The mails does come in… but never gets to the sent to mail dir… perhaps spamassassin?

/var/log/maillog

Mar 12 16:31:02 server postfix/smtpd[[25314]]: connect from catv-50637efb.catv.broadband.hu[[80.99.126.251]]
Mar 12 16:31:03 server postfix/smtpd[[25314]]: 515276F82E0: client=catv-50637efb.catv.broadband.hu[[80.99.126.251]]
Mar 12 16:31:03 server postfix/cleanup[[25318]]: 515276F82E0: message-id=000001c764e4$c55ee480$0100007f@localhost
Mar 12 16:31:03 server postfix/qmgr[[5377]]: 515276F82E0: from=eurocontroll.com@webvacancy.com, size=2722, nrcpt=1 (queue active)
Mar 12 16:31:04 server postfix/smtpd[[25314]]: disconnect from catv-50637efb.catv.broadband.hu[[80.99.126.251]]
Mar 12 16:31:04 server postfix/local[[25319]]: 515276F82E0: to=michael-webenergy.ca@server.webenergy.ca, orig_to=michael@webenergy.ca, relay=local, delay=0.96, delays=0.76/0.03/0/0.17, dsn=2.0.0, status=sent (delivered to command: /usr/bin/procmail-wrapper -o -a $DOMAIN -d $LOGNAME)
Mar 12 16:31:04 server postfix/qmgr[[5377]]: 515276F82E0: removed
Mar 12 16:34:24 server postfix/anvil[[25316]]: statistics: max connection rate 1/60s for (smtp:80.99.126.251) at Mar 12 16:31:02
Mar 12 16:34:24 server postfix/anvil[[25316]]: statistics: max connection count 1 for (smtp:80.99.126.251) at Mar 12 16:31:02
Mar 12 16:34:24 server postfix/anvil[[25316]]: statistics: max cache size 1 at Mar 12 16:31:02

Procmail is screwed up I think also…

/etc/procmailrc

:0wi
VIRTUALMIN=|/etc/webmin/virtual-server/lookup-domain.pl $LOGNAME
:0
:0

^X-Spam-Status: Yes
$HOME/monkeypharmacy/homes/ken/Maildir/.spam/
:0
^X-Spam-Status: Yes
$HOME/Maildir/.spam/
:0
^X-Spam-Status: Yes
$HOME/monkeypharmacy/homes/ken/Maildir/.spam
:0
^X-Spam-Status: Yes
$HOME/Maildir/.spam/
:0
^X-Spam-Status: Yes
$HOME/Maildir/.spam/
?/usr/bin/test "$VIRTUALMIN" != ""
{
INCLUDERC=/etc/webmin/virtual-server/procmail/$VIRTUALMIN
}
DEFAULT=$HOME/Maildir/
ORGMAIL=$HOME/Maildir/
DROPPRIVS=yes
:0
$DEFAULT

Joe · March 12, 2007, 9:15pm

Hey Michael,

If you’re getting drive errors, then it’s one of three things:

Actual problem with the drive.
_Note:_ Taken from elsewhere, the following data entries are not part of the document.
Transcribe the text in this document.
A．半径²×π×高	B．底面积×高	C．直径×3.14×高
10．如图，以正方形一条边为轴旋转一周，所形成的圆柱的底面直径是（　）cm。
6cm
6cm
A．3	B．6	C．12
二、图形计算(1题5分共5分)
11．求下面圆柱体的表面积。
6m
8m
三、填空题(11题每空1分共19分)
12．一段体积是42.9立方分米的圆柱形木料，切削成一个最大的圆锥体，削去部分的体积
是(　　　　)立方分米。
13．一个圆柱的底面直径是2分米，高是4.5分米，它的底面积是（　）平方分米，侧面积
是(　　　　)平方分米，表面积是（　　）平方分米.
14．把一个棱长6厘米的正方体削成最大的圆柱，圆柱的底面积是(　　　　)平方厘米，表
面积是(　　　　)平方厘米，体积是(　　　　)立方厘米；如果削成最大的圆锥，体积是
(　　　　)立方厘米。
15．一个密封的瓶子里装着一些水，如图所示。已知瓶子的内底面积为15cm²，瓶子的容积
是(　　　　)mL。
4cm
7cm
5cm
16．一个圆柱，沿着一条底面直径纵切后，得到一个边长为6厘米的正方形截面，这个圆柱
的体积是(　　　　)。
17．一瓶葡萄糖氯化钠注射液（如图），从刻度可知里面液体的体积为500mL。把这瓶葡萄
Since you’ve replaced it, we can probably (but not certainly) rule this out. (When I ran a hardware company, I once got in a bad batch of drives, in which 100% of six or seven drives failed within a week of being put into service.)
Motherboard or controller problem. Whatever hardware is driving the disk could be failing.
Driver bug, or incompatibility.

Procmail can’t possibly cause drive errors. Nothing in userspace can. Only the kernel or the hardware itself can trigger this kind of error.

You can test disks with the badblocks command, but that won’t necessarily narrow down the source of the trouble to kernel, disk, or controller. You’ll need to swap things around (e.g. change disks and change controllers), and run badblocks in each configuration, to isolate the specific problem.

Joe · March 12, 2007, 9:16pm

Oh, yeah, I’m still looking over your configuration to see if I can spot the trouble. Just because you’re getting smart errors doesn’t mean that is why you aren’t getting mail delivered.

MichaelConnors · March 12, 2007, 10:21pm

Thanks Joe,

I am running badblocks now. It’s really strange cause I was getting emails for about a day then it stopped.

Im trying to look deeper in my logs. Thanks for helping me figure out this problem.

Joe · March 12, 2007, 10:33pm

Hey Michael,

You’ll have to narrow it down to either hardware or kernel bug. In the case of kernel bug, you’ll still probably have to replace hardware, since not many folks are capable of fixing the kernel (I haven’t debugged in kernel driver in about five years–and the couple of times that I have, it took days of diving through the code).

In other words: You’ve gotta figure out what hardware needs to be replaced, and replace it.

I’m afraid that’s all that can be done, assuming you’re running the latest kernel for your Linux distribution, already.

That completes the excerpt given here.